Yes, we all know we should be exercising. Study after study tells us exercise will protect our hearts and our brains. It’s shown to prevent/delay dementia, diabetes, heart attacks, strokes, and (it seems) almost anything else that could befall us.
So why did I spend the last 5 months not exercising at all? It’s not inconvenient. I have a treadmill, weights, a mini-trampoline, and even a karate punching/kicking bag. They’re in my basement den, and I passed them every time I went to and from my car in the garage.
And yet… there they stood. Ignored. Perhaps you’re doing the same?

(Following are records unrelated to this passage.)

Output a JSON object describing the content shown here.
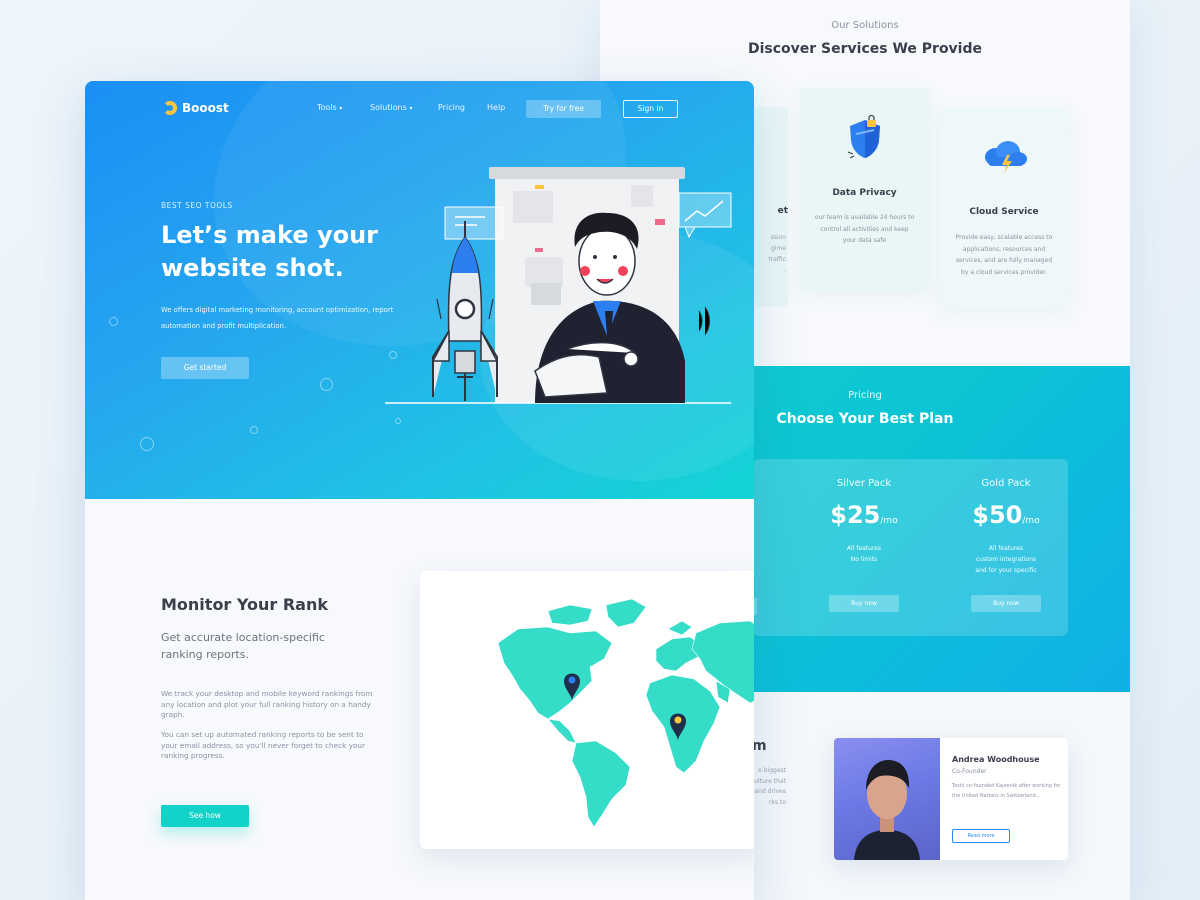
{
  "solutions": {
    "eyebrow": "Our Solutions",
    "title": "Discover Services We Provide",
    "partial_card": {
      "title": "et",
      "lines": [
        "ssion",
        "gime",
        "traffic",
        "."
      ]
    },
    "cards": [
      {
        "title": "Data Privacy",
        "icon": "shield-lock-icon",
        "desc": "our team is available 24 hours to control all activities and keep your data safe"
      },
      {
        "title": "Cloud Service",
        "icon": "cloud-bolt-icon",
        "desc": "Provide easy, scalable access to applications, resources and services, and are fully managed by a cloud services provider."
      }
    ]
  },
  "pricing": {
    "eyebrow": "Pricing",
    "title": "Choose Your Best Plan",
    "plans": [
      {
        "name": "Silver Pack",
        "price": "$25",
        "unit": "/mo",
        "features": [
          "All features",
          "No limits"
        ],
        "button": "Buy now"
      },
      {
        "name": "Gold Pack",
        "price": "$50",
        "unit": "/mo",
        "features": [
          "All features",
          "custom integrations",
          "and for your specific"
        ],
        "button": "Buy now"
      }
    ]
  },
  "team": {
    "heading_fragment": "m",
    "partial_lines": [
      "e biggest",
      "culture that",
      "and drives",
      "rks to"
    ],
    "profile": {
      "name": "Andrea Woodhouse",
      "role": "Co-Founder",
      "bio": "Toshi co-founded Kajeenik after working for the United Nations in Switzerland...",
      "button": "Read more"
    }
  },
  "hero": {
    "brand": "Booost",
    "nav": [
      {
        "label": "Tools",
        "dropdown": true
      },
      {
        "label": "Solutions",
        "dropdown": true
      },
      {
        "label": "Pricing",
        "dropdown": false
      },
      {
        "label": "Help",
        "dropdown": false
      }
    ],
    "try_free": "Try for free",
    "sign_in": "Sign in",
    "eyebrow": "BEST SEO TOOLS",
    "title": "Let’s make your website shot.",
    "description": "We offers digital marketing monitoring, account optimization, report automation and profit multiplication.",
    "cta": "Get started"
  },
  "rank": {
    "title": "Monitor Your Rank",
    "subtitle": "Get accurate location-specific ranking reports.",
    "paragraphs": [
      "We track your desktop and mobile keyword rankings from any location and plot your full ranking history on a handy graph.",
      "You can set up automated ranking reports to be sent to your email address, so you'll never forget to check your ranking progress."
    ],
    "cta": "See how"
  },
  "colors": {
    "accent_teal": "#13d3c9",
    "hero_blue": "#1b8ff5",
    "logo_yellow": "#ffc53d",
    "map_teal": "#35dcc8"
  }
}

It took my sister to show me an answer that, frankly, embarrasses me. (You can always depend on a sister to show you uncomfortable truths!) She got me to read The Four Tendencies by Gretchen Rubin, which shows you which of four personality tendencies you have. I was strongly the “rebel” personality. According to the book, Rebels don’t want to do ANYTHING they are told to. Even if (gulp!) the person telling you to do something is yourself! Surely I couldn’t be that pigheaded? But… maybe so, because understanding this STILL did not change my behavior!
How to motivate yourself!
My turnaround came from reading a book called Age in Place, by Lynda G. Shrager. It’s all about making your home and life more capable for aging at home instead of in an institution. A good premise and a good book. But I stupidly read it right before sleep and had a terrible nightmare from it — all about being helpless. The book tells how to make accommodations for when you’re so feeble you can hardly do anything — including get to a toilet they recommend you place right next to your bed. It scared the heck out of me because by not exercising I was advancing the time when I’d be that feeble. THAT got me on the treadmill and I’m still exercising two weeks later. In fact, if I start slacking off again, I plan to re-read the book(!)
More ideas to motivate us
I also asked family and friends what they do to motivate themselves and got some excellent ideas.
- Work the farm/yard: Get an old farm that needs work. Or start a big DIY landscape project. One friend always loved horses, so she got four of them. Now she’s lifting bales of hay and shoveling horse manure and even occasionally riding her horses.
- Listen to recorded books: This is a great idea, but don’t sabotaged yourself by listening to recorded mysteries in your car. Once you do that, you’ll be driving long trips to a farther away Starbucks just to hear what happens next (trust me, I know!). ONLY listen when you’re walking. One friend said, “I go on long walks and listen to audible books on my iPhone. Right now I cannot wait to take a break and go for a walk in the park.”
- Get to the gym before you wake up: My sister likes to roll out of bed and head for the gym before she does ANYTHING except pee. She says she loves completing her workout before she realizes she’s awake(!)
- Shame yourself into 5 minutes a day: One friend picked one 5-minute routine she could do at home and told herself she could SURELY manage to do 5 minutes a day. After two months, she gradually expanded to doing more. But first she wanted to set in stone the routine of exercising every day. This is a great idea, unless you’re a “rebel” by tendencies(!)
- Make it a competition: A niece told me she responds best to competition. She took cardio kickboxing and she really pushed herself because she wanted to be best in the class. This also works great in sports, IF you can find someone relatively close to you in skill. I found this once in tennis, and later in life in racquetball. Going to exercise was easy when I was competing against someone close in skill and we both tried our hardest to win. It put me in great shape and it felt like fun instead of work.
- Pair it with something else: I’m on the treadmill 6 nights a week, while watching the Mets games. I never tried it before because “expert opinion” is to never exercise at night or you won’t be able to sleep. I’m exercising at 8PM and sleeping like a baby. So test “conventional wisdom” for yourself!
- Make it social: Speaking of tendencies, some of us just like to be with other people. So find friends who will join you in walks or other forms of exercise. If your current friends won’t, add some new friends to your life. They’ll motivate you because you’ll let them down if you don’t show up.
Have you found tricks that work to motivate you?
Marlene Jensen is a 71-year-old full-time marketing professor. Previously she was a VP at CBS and ABC and spent decades as an entrepreneur and pricing author/consultant. Sadly, none of these prepared her for the onslaught of marketers who now think her daily interests/needs consist solely of hearing aids, wheel chairs, adult diapers, medi-alert buttons, medications, and bath tubs you walk into.
2 thoughts on “Hate exercise? Motivation “tricks” that actually work!”
Thank you so much for another great article. My life-long activity habits have all but diminished due to circumstances beyond my control and probably at the worst age for that to happen. Thanks for getting me to re-think what IS in my control. Good luck everybody, you’re not alone.
I think we fail when we try to do some “ideal” exercise program. I’m more concerned these days with doing a “little more.” I look at my Fitbit each afternoon and ask myself if I can’t do a little more. ANY kind of more.